Индустрия искусственного интеллекта, которая составляет быстрорастущую долю экономики США и мира, демонстрирует некоторые из этих черт. Движение цен на активы и риски снижения, вероятно, тесно связано в пределах плотной сети инвестиций, многие из которых являются циклическими. К примеру, Nvidia недавно инвестировала 100 миллиардов долларов в OpenAI для финансирования инвестиций компании в центры обработки данных Oracle, работающих на графических процессорах (GPU) Nvidia. Такой вид инвестиций в акционерный капитал собственных клиентов приводит к росту оценок, в то же время создавая взаимосвязанные обязательства и концентрируя риски. Корреляция рисков снижения еще больше усугубляется отсутствием дифференциации между поставщиками услуг ИИ.
Учитывая астрономическое несоответствие между доходами компаний, занимающихся искусственным интеллектом и прогнозируемыми затратами на вычислительную мощность, отрасль зависит от огромных объемов секьюритизированного долга и деривативов для хеджирования риска дефолта по долгу. Ценообразование этих контрактов зависит от точного измерения риска и надлежащего распределения капитала для преодоления спадов на рынке. Но хотя регулирование после 2008 года связывало требования к капиталу со стандартизированными показателями риска среди регулируемых финансовых учреждений, значительная часть поступающих в отрасль искусственного интеллекта кредитов направляется через нерегулируемые кредитные механизмы, предназначенные для того, чтобы не допустить попадания долга в балансы компаний. Точно ли эти теневые банки оценивают риски, связанные с крахом пузыря искусственного интеллекта, и есть ли у них достаточные резервы капитала? Мало ли кто может это знать.
Учитывая, что циркулярные инвестиции безумно распространяются в индустрии искусственного интеллекта, если пузырь лопнет, а кредиторы окажутся недостаточно капитализированными, существует вполне реальный риск системного распространения. Хотя банкротство нескольких высококредитованных специализированных компаний не обязательно будет означать финансовый крах, тесные связи (на сумму около 1 триллиона долларов) между теневым банковским сектором и традиционными инвестиционными банками повышают вероятность побочных эффектов.
Способность экономик преодолевать последствия кризиса будет зависеть от четырех факторов. Первый — это размер сектора искусственного интеллекта: экономики с большими секторами искусственного интеллекта (как доля экономики) испытывают худшие результаты, чем те, которые менее вовлечены в эту область.
Вторым фактором является сила банковского регулирования.

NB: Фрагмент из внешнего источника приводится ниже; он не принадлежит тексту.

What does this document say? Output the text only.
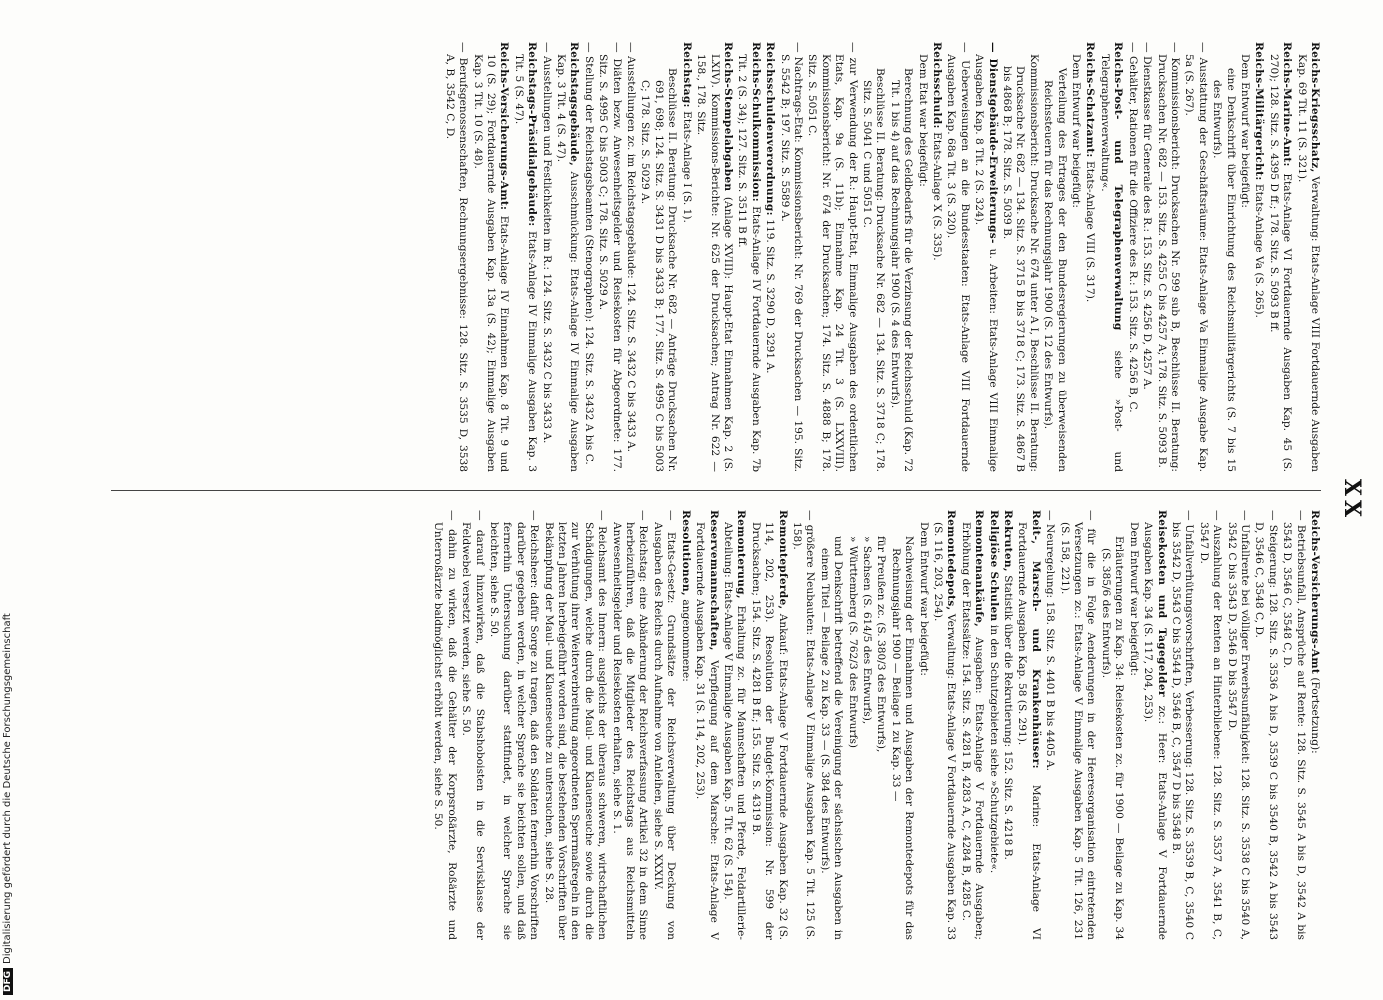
XX
Reichs-Kriegsschatz, Verwaltung: Etats-Anlage VIII Fortdauernde Ausgaben Kap. 69 Tit. 11 (S. 321).
Reichs-Marine-Amt: Etats-Anlage VI Fortdauernde Ausgaben Kap. 45 (S. 270); 128. Sitz. S. 4395 D ff.; 178. Sitz. S. 5093 B ff.
Reichs-Militärgericht: Etats-Anlage Va (S. 265).
Dem Entwurf war beigefügt:
eine Denkschrift über Einrichtung des Reichsmilitärgerichts (S. 7 bis 15 des Entwurfs).
— Ausstattung der Geschäftsräume: Etats-Anlage Va Einmalige Ausgabe Kap. 5a (S. 267).
— Kommissionsbericht: Drucksachen Nr. 599 sub B, Beschlüsse II. Beratung: Drucksachen Nr. 682 — 153. Sitz. S. 4255 C bis 4257 A; 178. Sitz. S. 5093 B.
— Dienstkasse für Generale des R.: 153. Sitz. S. 4256 D, 4257 A.
— Gehälter, Rationen für die Offiziere des R.: 153. Sitz. S. 4256 B, C.
Reichs-Post- und Telegraphenverwaltung siehe »Post- und Telegraphenverwaltung«.
Reichs-Schatzamt: Etats-Anlage VIII (S. 317).
Dem Entwurf war beigefügt:
Verteilung des Ertrages der den Bundesregierungen zu überweisenden Reichssteuern für das Rechnungsjahr 1900 (S. 12 des Entwurfs).
Kommissionsbericht: Drucksache Nr. 674 unter A I, Beschlüsse II. Beratung: Drucksache Nr. 682 — 134. Sitz. S. 3715 B bis 3718 C; 173. Sitz. S. 4867 B bis 4868 B; 178. Sitz. S. 5039 B.
— Dienstgebäude-Erweiterungs- u. Arbeiten: Etats-Anlage VIII Einmalige Ausgaben Kap. 8 Tit. 2 (S. 324).
— Ueberweisungen an die Bundesstaaten: Etats-Anlage VIII Fortdauernde Ausgaben Kap. 68a Tit. 3 (S. 320).
Reichsschuld: Etats-Anlage X (S. 335).
Dem Etat war beigefügt:
Berechnung des Geldbedarfs für die Verzinsung der Reichsschuld (Kap. 72 Tit. 1 bis 4) auf das Rechnungsjahr 1900 (S. 4 des Entwurfs).
Beschlüsse II. Beratung: Drucksache Nr. 682 — 134. Sitz. S. 3718 C; 178. Sitz. S. 5041 C und 5051 C.
— zur Verwendung der R.: Haupt-Etat, Einmalige Ausgaben des ordentlichen Etats, Kap. 9a (S. 11b); Einnahme Kap. 24 Tit. 3 (S. LXXVIII). Kommissionsbericht: Nr. 674 der Drucksachen; 174. Sitz. S. 4888 B; 178. Sitz. S. 5051 C.
— Nachtrags-Etat: Kommissionsbericht: Nr. 769 der Drucksachen — 195. Sitz. S. 5542 B; 197. Sitz. S. 5589 A.
Reichsschuldenverordnung: 119. Sitz. S. 3290 D, 3291 A.
Reichs-Schulkommission: Etats-Anlage IV Fortdauernde Ausgaben Kap. 7b Tit. 2 (S. 34); 127. Sitz. S. 3511 B ff.
Reichs-Stempelabgaben (Anlage XVIII): Haupt-Etat Einnahmen Kap. 2 (S. LXIV). Kommissions-Berichte: Nr. 625 der Drucksachen; Antrag Nr. 622 — 158., 178. Sitz.
Reichstag: Etats-Anlage I (S. 1).
Beschlüsse II. Beratung: Drucksache Nr. 682 — Anträge Drucksachen Nr. 691, 698; 124. Sitz. S. 3431 D bis 3433 B; 177. Sitz. S. 4995 C bis 5003 C; 178. Sitz. S. 5029 A.
— Ausstellungen zc. im Reichstagsgebäude: 124. Sitz. S. 3432 C bis 3433 A.
— Diäten bezw. Anwesenheitsgelder und Reisekosten für Abgeordnete: 177. Sitz. S. 4995 C bis 5003 C; 178. Sitz. S. 5029 A.
— Stellung der Reichstagsbeamten (Stenographen): 124. Sitz. S. 3432 A bis C.
Reichstagsgebäude, Ausschmückung: Etats-Anlage IV Einmalige Ausgaben Kap. 3 Tit. 4 (S. 47).
— Ausstellungen und Festlichkeiten im R.: 124. Sitz. S. 3432 C bis 3433 A.
Reichstags-Präsidialgebäude: Etats-Anlage IV Einmalige Ausgaben Kap. 3 Tit. 5 (S. 47).
Reichs-Versicherungs-Amt: Etats-Anlage IV Einnahmen Kap. 8 Tit. 9 und 10 (S. 29); Fortdauernde Ausgaben Kap. 13a (S. 42); Einmalige Ausgaben Kap. 3 Tit. 10 (S. 48).
— Berufsgenossenschaften, Rechnungsergebnisse: 128. Sitz. S. 3535 D, 3538 A, B, 3542 C, D.
Reichs-Versicherungs-Amt (Fortsetzung):
— Betriebsunfall, Ansprüche auf Rente: 128. Sitz. S. 3545 A bis D, 3542 A bis 3543 D, 3546 C, 3548 C, D.
— Steigerung: 128. Sitz. S. 3536 A bis D, 3539 C bis 3540 B, 3542 A bis 3543 D, 3546 C, 3548 C, D.
— Unfallrente bei völliger Erwerbsunfähigkeit: 128. Sitz. S. 3538 C bis 3540 A, 3542 C bis 3543 D, 3546 D bis 3547 D.
— Auszahlung der Renten an Hinterbliebene: 128. Sitz. S. 3537 A, 3541 B, C, 3547 D.
— Unfallverhütungsvorschriften, Verbesserung: 128. Sitz. S. 3539 B, C, 3540 C bis 3542 D, 3543 C bis 3544 D, 3546 B, C, 3547 D bis 3548 B.
Reisekosten und Tagegelder zc.: Heer: Etats-Anlage V Fortdauernde Ausgaben Kap. 34 (S. 117, 204, 253).
Dem Entwurf war beigefügt:
Erläuterungen zu Kap. 34: Reisekosten zc. für 1900 — Beilage zu Kap. 34 (S. 385/6 des Entwurfs).
— für die in Folge Aenderungen in der Heeresorganisation eintretenden Versetzungen zc.: Etats-Anlage V Einmalige Ausgaben Kap. 5 Tit. 126, 231 (S. 158, 221).
— Neuregelung: 158. Sitz. S. 4401 B bis 4405 A.
Reit-, Marsch- und Krankenhäuser: Marine: Etats-Anlage VI Fortdauernde Ausgaben Kap. 58 (S. 291).
Rekruten, Statistik über die Rekrutierung: 152. Sitz. S. 4218 B.
Religiöse Schulen in den Schutzgebieten siehe »Schutzgebiete«.
Remontenankäufe, Ausgaben: Etats-Anlage V Fortdauernde Ausgaben; Erhöhung der Etatssätze: 154. Sitz. S. 4281 B, 4283 A, C, 4284 B, 4285 C.
Remontedepots, Verwaltung: Etats-Anlage V Fortdauernde Ausgaben Kap. 33 (S. 116, 203, 254).
Dem Entwurf war beigefügt:
Nachweisung der Einnahmen und Ausgaben der Remontedepots für das Rechnungsjahr 1900 — Beilage 1 zu Kap. 33 —
für Preußen zc. (S. 380/3 des Entwurfs),
» Sachsen (S. 614/5 des Entwurfs),
» Württemberg (S. 762/3 des Entwurfs)
und Denkschrift betreffend die Vereinigung der sächsischen Ausgaben in einem Titel — Beilage 2 zu Kap. 33 — (S. 384 des Entwurfs).
— größere Neubauten: Etats-Anlage V Einmalige Ausgaben Kap. 5 Tit. 125 (S. 158).
Remontepferde, Ankauf: Etats-Anlage V Fortdauernde Ausgaben Kap. 32 (S. 114, 202, 253). Resolution der Budget-Kommission: Nr. 599 der Drucksachen; 154. Sitz. S. 4281 B ff.; 155. Sitz. S. 4319 B.
Remonteruug, Erhaltung zc. für Mannschaften und Pferde, Feldartillerie-Abteilung: Etats-Anlage V Einmalige Ausgaben Kap. 5 Tit. 62 (S. 154).
Reservemannschaften, Verpflegung auf dem Marsche: Etats-Anlage V Fortdauernde Ausgaben Kap. 31 (S. 114, 202, 253).
Resolutionen, angenommene:
— Etats-Gesetz: Grundsätze der Reichsverwaltung über Deckung von Ausgaben des Reichs durch Aufnahme von Anleihen, siehe S. XXXIV.
— Reichstag: eine Abänderung der Reichsverfassung Artikel 32 in dem Sinne herbeizuführen, daß die Mitglieder des Reichstags aus Reichsmitteln Anwesenheitsgelder und Reisekosten erhalten, siehe S. 1.
— Reichsamt des Innern: ausgleichs der überaus schweren, wirtschaftlichen Schädigungen, welche durch die Maul- und Klauenseuche sowie durch die zur Verhütung ihrer Weiterverbreitung angeordneten Sperrmaßregeln in den letzten Jahren herbeigeführt worden sind, die bestehenden Vorschriften über Bekämpfung der Maul- und Klauenseuche zu untersuchen, siehe S. 28.
— Reichsheer: dafür Sorge zu tragen, daß den Soldaten fernerhin Vorschriften darüber gegeben werden, in welcher Sprache sie beichten sollen, und daß fernerhin Untersuchung darüber stattfindet, in welcher Sprache sie beichten, siehe S. 50.
— darauf hinzuwirken, daß die Stabshoboisten in die Servisklasse der Feldwebel versetzt werden, siehe S. 50.
— dahin zu wirken, daß die Gehälter der Korpsroßärzte, Roßärzte und Unterroßärzte baldmöglichst erhöht werden, siehe S. 50.
DFGDigitalisierung gefördert durch die Deutsche Forschungsgemeinschaft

В частности, сильные режимы урегулирования и восстановления имеют решающее значение для предотвращения распространения вируса за пределы сектора искусственного интеллекта и ограничения динамики, которая может подкрепить более широкий системный кризис.
Третий фактор — это подход государства к спасению сектора искусственного интеллекта. Хотя правительства стран с большими секторами искусственного интеллекта могут соблазниться направить государственные средства в проблемные компании, занимающиеся искусственным интеллектом, это приведет к значительным политическим и макроэкономическим затратам.
Последним фактором является распределение богатства и доходов. В США экономические выгоды бума искусственного интеллекта были сосредоточены в верхней части распределения доходов в США. Но надежное восстановление будет зависеть от использования государством фискальной и монетарной политики для формирования более справедливого общества.